Deprem riskini azaltmak ve depreme karşı dirençli bir toplum yaratmak için Ulusal Deprem Strateji ve Eylem Planı(UDSEP 2012- 2023) hazırlanmıştır. Konu başlıklarına göre gerekli çalışma ve iş birliklerinin yapılması için sorumlu kuruluşlar belirlenmiştir. Yetkin Mühendislik Yasası’nın hazırlanmasıyla ilgili olarak TMMOB sorumlu kuruluş olarak ilan edilmiştir.2017 yılına kadar bitirilmesi gereken bu çalışmaya ilişkin bir tek toplantı bile yapılmaması deprem gerçeğini dışlamanın kendisi değilse nedir?
Açıkçası bilimsel bir hatta kalarak afetlere karşı dirençli kentler yaratılacağını savunan LİYAKAT sahibi çevreler ile her şeyi arazi ve inşaat rantı eksenine bağlayıp konuya sadece “ticari bir anlayışla yaklaşanlar” arasındaki çatışmayı ne yazık ki rantçılar kazanmıştır.
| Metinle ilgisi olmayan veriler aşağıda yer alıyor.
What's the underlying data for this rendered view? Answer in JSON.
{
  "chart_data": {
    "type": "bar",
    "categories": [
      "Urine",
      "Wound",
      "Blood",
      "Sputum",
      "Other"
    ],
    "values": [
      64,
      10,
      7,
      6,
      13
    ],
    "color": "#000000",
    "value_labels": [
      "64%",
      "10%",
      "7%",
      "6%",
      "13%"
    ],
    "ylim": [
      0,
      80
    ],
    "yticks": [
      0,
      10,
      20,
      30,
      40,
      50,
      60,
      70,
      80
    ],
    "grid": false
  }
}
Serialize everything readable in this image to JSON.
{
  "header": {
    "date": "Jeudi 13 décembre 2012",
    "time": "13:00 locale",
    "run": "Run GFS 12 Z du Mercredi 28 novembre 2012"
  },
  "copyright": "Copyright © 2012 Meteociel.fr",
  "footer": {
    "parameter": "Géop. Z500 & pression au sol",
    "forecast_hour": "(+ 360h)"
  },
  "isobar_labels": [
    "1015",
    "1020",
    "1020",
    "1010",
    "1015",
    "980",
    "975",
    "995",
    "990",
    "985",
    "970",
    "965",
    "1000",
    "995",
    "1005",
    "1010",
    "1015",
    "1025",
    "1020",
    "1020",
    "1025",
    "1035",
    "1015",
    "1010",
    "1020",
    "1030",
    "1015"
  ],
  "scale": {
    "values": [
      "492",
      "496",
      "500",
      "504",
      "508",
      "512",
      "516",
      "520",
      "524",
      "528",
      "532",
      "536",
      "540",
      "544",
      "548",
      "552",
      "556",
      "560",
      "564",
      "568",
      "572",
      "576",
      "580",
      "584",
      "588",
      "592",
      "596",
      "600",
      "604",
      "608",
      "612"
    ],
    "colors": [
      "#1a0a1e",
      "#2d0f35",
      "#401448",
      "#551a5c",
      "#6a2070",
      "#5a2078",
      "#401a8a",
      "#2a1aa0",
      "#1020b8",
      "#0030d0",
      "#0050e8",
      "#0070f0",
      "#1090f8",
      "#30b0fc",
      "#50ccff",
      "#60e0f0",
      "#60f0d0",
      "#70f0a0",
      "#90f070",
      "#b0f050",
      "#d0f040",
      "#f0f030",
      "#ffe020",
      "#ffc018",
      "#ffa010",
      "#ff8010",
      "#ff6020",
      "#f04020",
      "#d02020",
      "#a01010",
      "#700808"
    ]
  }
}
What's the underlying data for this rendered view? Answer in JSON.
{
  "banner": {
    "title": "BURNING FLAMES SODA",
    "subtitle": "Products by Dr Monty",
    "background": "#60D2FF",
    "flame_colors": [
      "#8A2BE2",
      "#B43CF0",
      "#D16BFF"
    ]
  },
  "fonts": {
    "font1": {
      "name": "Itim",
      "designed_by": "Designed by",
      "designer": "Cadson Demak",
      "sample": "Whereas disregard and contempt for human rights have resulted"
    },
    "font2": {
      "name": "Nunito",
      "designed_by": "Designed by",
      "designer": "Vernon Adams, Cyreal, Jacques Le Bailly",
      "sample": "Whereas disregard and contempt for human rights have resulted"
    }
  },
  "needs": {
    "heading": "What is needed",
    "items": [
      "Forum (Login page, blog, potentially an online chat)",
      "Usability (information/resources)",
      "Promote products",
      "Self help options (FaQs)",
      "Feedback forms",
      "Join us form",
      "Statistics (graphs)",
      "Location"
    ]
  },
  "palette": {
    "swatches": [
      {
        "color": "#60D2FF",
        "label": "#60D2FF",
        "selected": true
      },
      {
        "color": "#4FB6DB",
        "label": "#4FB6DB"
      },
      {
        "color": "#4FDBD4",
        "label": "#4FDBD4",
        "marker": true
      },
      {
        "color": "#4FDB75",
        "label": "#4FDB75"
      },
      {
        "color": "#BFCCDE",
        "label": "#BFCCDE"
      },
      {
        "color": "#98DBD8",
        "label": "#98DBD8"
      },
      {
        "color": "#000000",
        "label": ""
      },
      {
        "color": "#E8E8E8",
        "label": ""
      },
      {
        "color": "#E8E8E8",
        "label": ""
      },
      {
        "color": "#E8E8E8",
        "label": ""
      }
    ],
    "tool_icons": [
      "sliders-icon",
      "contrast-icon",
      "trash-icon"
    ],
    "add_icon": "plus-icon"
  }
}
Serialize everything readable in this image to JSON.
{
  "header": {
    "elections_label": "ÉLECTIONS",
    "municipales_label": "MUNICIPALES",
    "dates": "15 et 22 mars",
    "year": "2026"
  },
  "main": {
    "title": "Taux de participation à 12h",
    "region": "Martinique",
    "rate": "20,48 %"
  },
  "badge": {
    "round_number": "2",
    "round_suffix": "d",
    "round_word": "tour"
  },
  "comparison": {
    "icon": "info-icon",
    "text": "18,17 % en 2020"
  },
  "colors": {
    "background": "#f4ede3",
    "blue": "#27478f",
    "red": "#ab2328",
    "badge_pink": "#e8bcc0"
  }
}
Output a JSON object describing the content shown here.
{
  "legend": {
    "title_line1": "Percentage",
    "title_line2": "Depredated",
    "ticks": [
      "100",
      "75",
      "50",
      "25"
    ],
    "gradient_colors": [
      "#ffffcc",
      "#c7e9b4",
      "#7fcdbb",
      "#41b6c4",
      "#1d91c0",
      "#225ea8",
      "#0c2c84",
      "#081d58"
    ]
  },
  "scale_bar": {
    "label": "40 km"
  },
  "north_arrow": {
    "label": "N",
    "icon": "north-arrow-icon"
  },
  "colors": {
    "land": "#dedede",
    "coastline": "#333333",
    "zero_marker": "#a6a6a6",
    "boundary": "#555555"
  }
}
Ülke topraklarını inşaat sektörünün bir arazisi olarak görenler sisteme hakim olmuşlardır. İstanbul başta olmak üzere ülkemizin her hangi bir yerinde yıkıcı bir depremin olma olasılığı yüksektir. Ortaya çıkacak olan can ve mal kayıplarının sorumluluğu; bilimi, bilgiyi ve mühendisliği önemseyenlerin değil rantçıların sırtındadır.
Can ve mal güvenliğinin sağlanması için depreme dayanıklı yapı üretmekten başka bir yol yoktur. Bu gerçekten hareketle geleceğimizi kadere ve rantçılara bağlamanın çıkar yol olmadığı acıda olsa anlaşılmıştır. Bilime, bilgiye, mühendisliğe, akla ve insana önem veren uygulamalar sorunun değil çözümün yoludur. 17 Ağustos yıkımının 21.yıldönümünde ilgilileri bir kez daha uyarıyoruz.